Kickstarter starts one of its most interesting projects to date: a four-day work week for its employees.
The Brooklyn-based crowdfunding platform announced last week that it would be the first company to participate in a series of pilot programs called 4 Day Week US starting in 2022. The programs, which were started in part by Kickstarter manager Jon Leland, are a spin-off from 4 Day Week Global, a nonprofit advocating a shorter work schedule. On Monday, the 4-day working week in the US circulated an employee petition to identify companies to target and encouraged employers to join the program.
For business owners, this could be the perfect time to experiment. “Remote workers are coming back now and they are used to some flexibility,” said Chris Mullen, executive director of the Boston-based think tank Workforce Institute. Mullen advises most employers to give it a try, provided they measure employee interest and get involved first Dialog about how to do it effectively.

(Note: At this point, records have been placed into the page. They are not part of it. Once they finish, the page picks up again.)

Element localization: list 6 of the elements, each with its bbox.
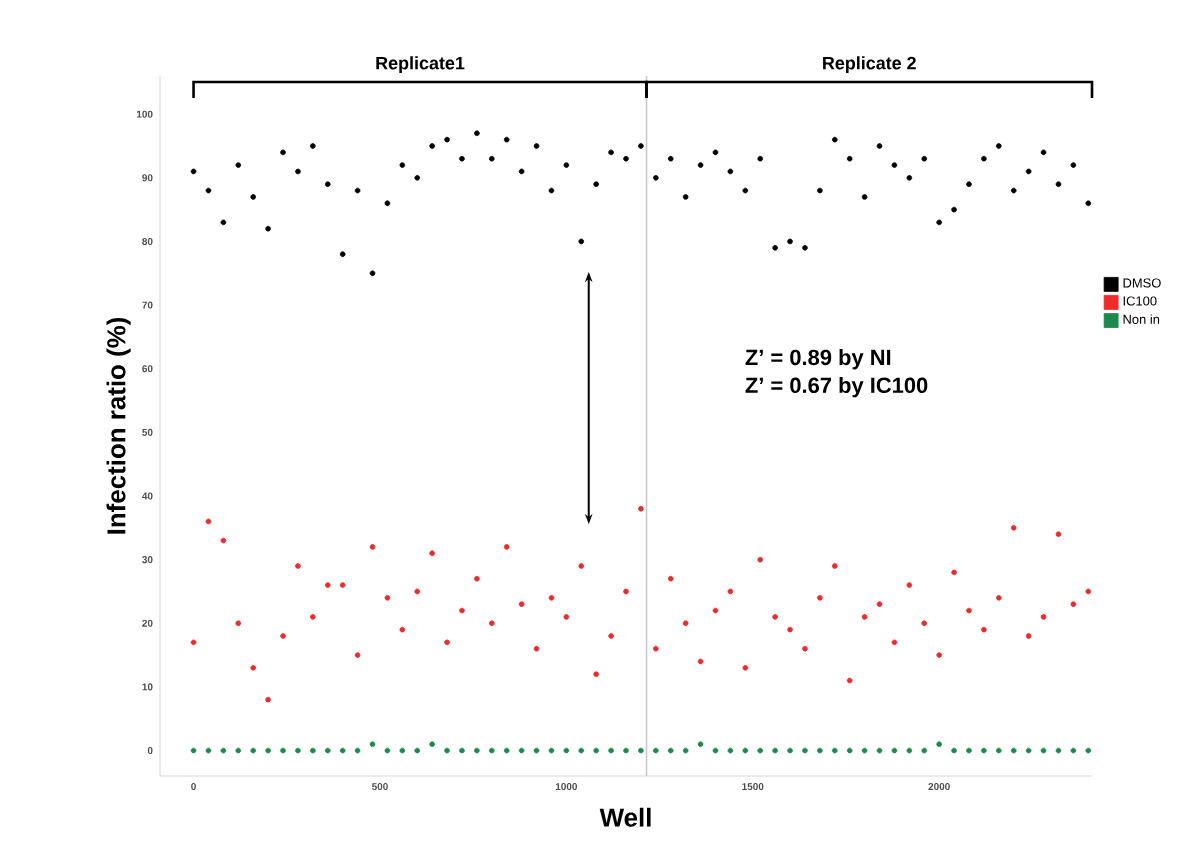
- text: Replicate1: [376, 56, 465, 73]
- annotation: Z’ = 0.67 by IC100: [745, 376, 928, 398]
- annotation: Z’ = 0.89 by NI: [745, 349, 891, 370]
- text: Replicate 2: [823, 56, 916, 73]
- y-axis-title: Infection ratio (%): [106, 317, 131, 534]
- x-axis-title: Well: [599, 807, 651, 827]
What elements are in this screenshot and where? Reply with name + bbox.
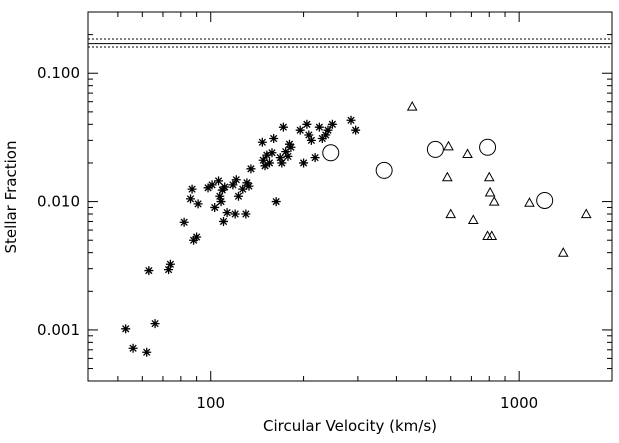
asterisk-point	[310, 153, 320, 163]
asterisk-point	[164, 265, 174, 275]
y-tick-label: 0.001	[37, 321, 80, 339]
asterisk-point	[267, 148, 277, 158]
asterisk-point	[271, 197, 281, 207]
triangle-point	[488, 196, 500, 206]
asterisk-point	[228, 180, 238, 190]
asterisk-point	[231, 175, 241, 185]
asterisk-point	[165, 259, 175, 269]
data-points	[121, 101, 592, 357]
asterisk-point	[210, 202, 220, 212]
reference-lines	[88, 38, 612, 48]
asterisk-point	[207, 180, 217, 190]
asterisk-point	[121, 324, 131, 334]
y-tick-label: 0.010	[37, 193, 80, 211]
asterisk-point	[238, 184, 248, 194]
triangle-point	[557, 247, 569, 257]
circle-point	[479, 138, 497, 156]
triangle-point	[483, 171, 495, 182]
asterisk-point	[246, 164, 256, 174]
triangle-point	[406, 101, 418, 111]
x-tick-label: 1000	[500, 394, 538, 412]
circle-point	[322, 144, 340, 162]
asterisk-point	[278, 122, 288, 132]
asterisk-point	[220, 182, 230, 192]
asterisk-point	[215, 191, 225, 201]
asterisk-point	[241, 209, 251, 219]
asterisk-point	[314, 122, 324, 132]
asterisk-point	[286, 142, 296, 152]
asterisk-point	[214, 176, 224, 186]
asterisk-point	[264, 158, 274, 168]
asterisk-point	[299, 158, 309, 168]
plot-frame	[87, 11, 613, 382]
asterisk-point	[203, 183, 213, 193]
asterisk-point	[346, 115, 356, 125]
asterisk-point	[295, 125, 305, 135]
asterisk-point	[192, 232, 202, 242]
asterisk-point	[242, 178, 252, 188]
asterisk-point	[277, 158, 287, 168]
asterisk-point	[233, 191, 243, 201]
asterisk-point	[321, 130, 331, 140]
asterisk-point	[150, 319, 160, 329]
asterisk-point	[222, 208, 232, 218]
asterisk-point	[275, 153, 285, 163]
asterisk-point	[128, 343, 138, 353]
asterisk-point	[302, 119, 312, 129]
asterisk-point	[304, 130, 314, 140]
asterisk-point	[281, 147, 291, 157]
asterisk-point	[317, 134, 327, 144]
circle-point	[536, 191, 554, 209]
triangle-point	[443, 140, 454, 151]
asterisk-point	[260, 161, 270, 171]
asterisk-point	[219, 216, 228, 226]
triangle-point	[467, 214, 479, 224]
triangle-point	[486, 230, 498, 241]
asterisk-point	[327, 119, 337, 129]
asterisk-point	[262, 150, 272, 160]
triangle-point	[441, 171, 453, 182]
asterisk-point	[186, 194, 196, 204]
asterisk-point	[216, 197, 226, 207]
triangle-point	[445, 208, 457, 219]
asterisk-point	[323, 125, 333, 135]
x-tick-label: 100	[196, 394, 225, 412]
asterisk-point	[193, 199, 203, 209]
asterisk-point	[187, 184, 197, 194]
triangle-point	[580, 208, 592, 219]
x-axis-label: Circular Velocity (km/s)	[263, 417, 437, 435]
tick-labels: 100 1000 0.001 0.010 0.100	[37, 64, 538, 412]
asterisk-point	[244, 181, 254, 191]
triangle-point	[484, 186, 496, 197]
circle-point	[375, 161, 393, 179]
y-axis-label: Stellar Fraction	[2, 141, 20, 254]
triangle-point	[462, 148, 473, 159]
axis-ticks	[87, 12, 613, 382]
triangle-point	[524, 197, 535, 207]
asterisk-point	[179, 217, 189, 227]
asterisk-point	[258, 155, 268, 165]
asterisk-point	[351, 125, 361, 135]
circle-point	[426, 140, 444, 158]
asterisk-point	[142, 347, 152, 357]
asterisk-point	[257, 137, 267, 147]
asterisk-point	[144, 266, 154, 276]
asterisk-point	[269, 134, 279, 144]
asterisk-point	[230, 209, 240, 219]
asterisk-point	[306, 135, 316, 145]
y-tick-label: 0.100	[37, 64, 80, 82]
asterisk-point	[284, 139, 294, 149]
asterisk-point	[283, 151, 293, 161]
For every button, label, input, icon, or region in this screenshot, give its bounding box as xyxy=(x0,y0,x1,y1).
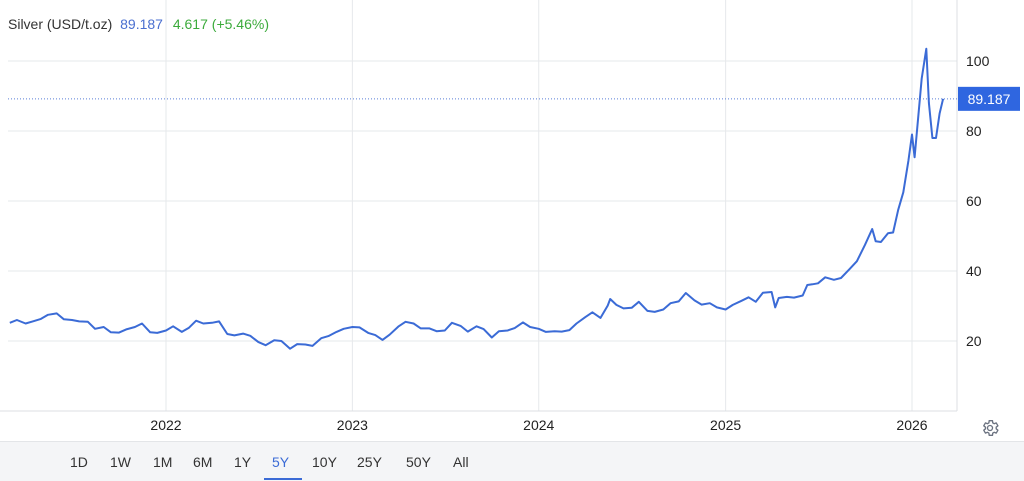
range-1d-button[interactable]: 1D xyxy=(70,454,88,470)
range-10y-button[interactable]: 10Y xyxy=(312,454,337,470)
instrument-name: Silver (USD/t.oz) xyxy=(8,16,112,32)
range-all-button[interactable]: All xyxy=(453,454,469,470)
x-tick-label: 2026 xyxy=(896,417,927,433)
chart-header: Silver (USD/t.oz) 89.187 4.617 (+5.46%) xyxy=(8,16,269,32)
price-change: 4.617 xyxy=(173,16,208,32)
gear-icon[interactable] xyxy=(980,418,1000,438)
y-tick-label: 100 xyxy=(966,53,990,69)
range-1w-button[interactable]: 1W xyxy=(110,454,131,470)
range-25y-button[interactable]: 25Y xyxy=(357,454,382,470)
last-value-label: 89.187 xyxy=(968,91,1011,107)
x-tick-label: 2022 xyxy=(150,417,181,433)
price-chart[interactable]: 20 40 60 80 100 2022 2023 2024 2025 2026 89.187 xyxy=(0,0,1024,441)
y-tick-label: 20 xyxy=(966,333,982,349)
range-5y-button[interactable]: 5Y xyxy=(272,454,289,470)
series-layer xyxy=(10,49,944,349)
current-price: 89.187 xyxy=(120,16,163,32)
price-change-percent: (+5.46%) xyxy=(212,16,269,32)
x-tick-label: 2025 xyxy=(710,417,741,433)
range-1m-button[interactable]: 1M xyxy=(153,454,172,470)
series-line xyxy=(10,49,943,349)
range-50y-button[interactable]: 50Y xyxy=(406,454,431,470)
y-tick-label: 80 xyxy=(966,123,982,139)
x-tick-label: 2023 xyxy=(337,417,368,433)
range-1y-button[interactable]: 1Y xyxy=(234,454,251,470)
y-tick-label: 60 xyxy=(966,193,982,209)
x-axis: 2022 2023 2024 2025 2026 xyxy=(150,417,927,433)
grid-lines xyxy=(0,0,957,411)
x-tick-label: 2024 xyxy=(523,417,554,433)
last-value-marker: 89.187 xyxy=(8,87,1020,111)
range-6m-button[interactable]: 6M xyxy=(193,454,212,470)
y-tick-label: 40 xyxy=(966,263,982,279)
range-selector: 1D 1W 1M 6M 1Y 5Y 10Y 25Y 50Y All xyxy=(0,441,1024,481)
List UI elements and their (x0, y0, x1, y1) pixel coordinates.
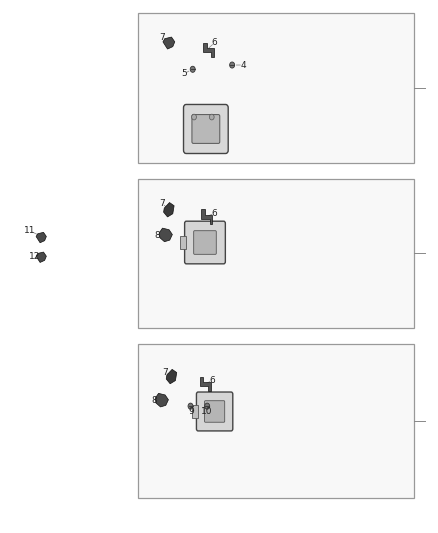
Bar (192, 405, 198, 418)
Bar (138, 13, 414, 163)
Polygon shape (202, 43, 214, 57)
Polygon shape (36, 232, 46, 243)
Bar (138, 179, 414, 328)
Polygon shape (155, 393, 168, 407)
FancyBboxPatch shape (205, 401, 225, 422)
Polygon shape (166, 369, 177, 384)
Text: 6: 6 (212, 38, 218, 47)
Text: 12: 12 (28, 253, 40, 261)
Text: 10: 10 (201, 407, 213, 416)
FancyBboxPatch shape (194, 231, 216, 254)
Polygon shape (159, 228, 173, 241)
Text: 8: 8 (154, 231, 160, 240)
FancyBboxPatch shape (196, 392, 233, 431)
Circle shape (188, 403, 193, 409)
Circle shape (192, 114, 196, 120)
Circle shape (205, 403, 210, 409)
Text: 7: 7 (162, 368, 169, 376)
Polygon shape (200, 377, 211, 391)
Polygon shape (201, 209, 212, 224)
Polygon shape (163, 203, 174, 217)
Text: 7: 7 (159, 33, 165, 42)
Text: 7: 7 (159, 199, 165, 208)
FancyBboxPatch shape (184, 104, 228, 154)
Text: 9: 9 (188, 407, 194, 416)
Text: 8: 8 (151, 397, 157, 405)
Circle shape (190, 66, 195, 72)
FancyBboxPatch shape (185, 221, 226, 264)
Polygon shape (163, 37, 175, 49)
Circle shape (209, 114, 214, 120)
Text: 4: 4 (240, 61, 246, 69)
Bar (138, 344, 414, 498)
Text: 6: 6 (209, 376, 215, 385)
Circle shape (230, 62, 235, 68)
Text: 6: 6 (212, 209, 218, 217)
Polygon shape (36, 252, 46, 262)
Text: 5: 5 (181, 69, 187, 78)
Text: 11: 11 (24, 227, 35, 235)
Bar (180, 236, 187, 249)
FancyBboxPatch shape (192, 115, 220, 143)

The four-day week has gained momentum in recent years. In March, the Spanish government announced that it would pay companies to try. London-based consumer goods company Unilever began a year-long test in its New Zealand offices in November 2020. And Buffer, a San Francisco-based social media software company, tried the schedule in 2020 and decided to keep it going through 2021 because it says “Too sustained levels of productivity and a better sense of work-life balance.” it in a company blog post.
Kickstarter CEO Aziz Hasan told Axios that the pandemic inspired him to try a four-day work week for his 90 employees. “What we’ve all experienced in the past 18 months, you feel this compression on your professional life, your private life,” he said. A Kickstarter spokesperson said the company has not yet finalized how it will execute on the schedule. The 4-day week usually advocates a 32-hour week with four eight-hour days.
The results of the first experiments are promising. When Microsoft Japan tested the four-day week in 2019, productivity increased by 40 percent and 92 percent of employees said they liked the schedule. A 2020 study of 350 people in the Philippines published in the Journal of Physics found that compressed work weeks helped workers feel less stressed and more effective in their private lives.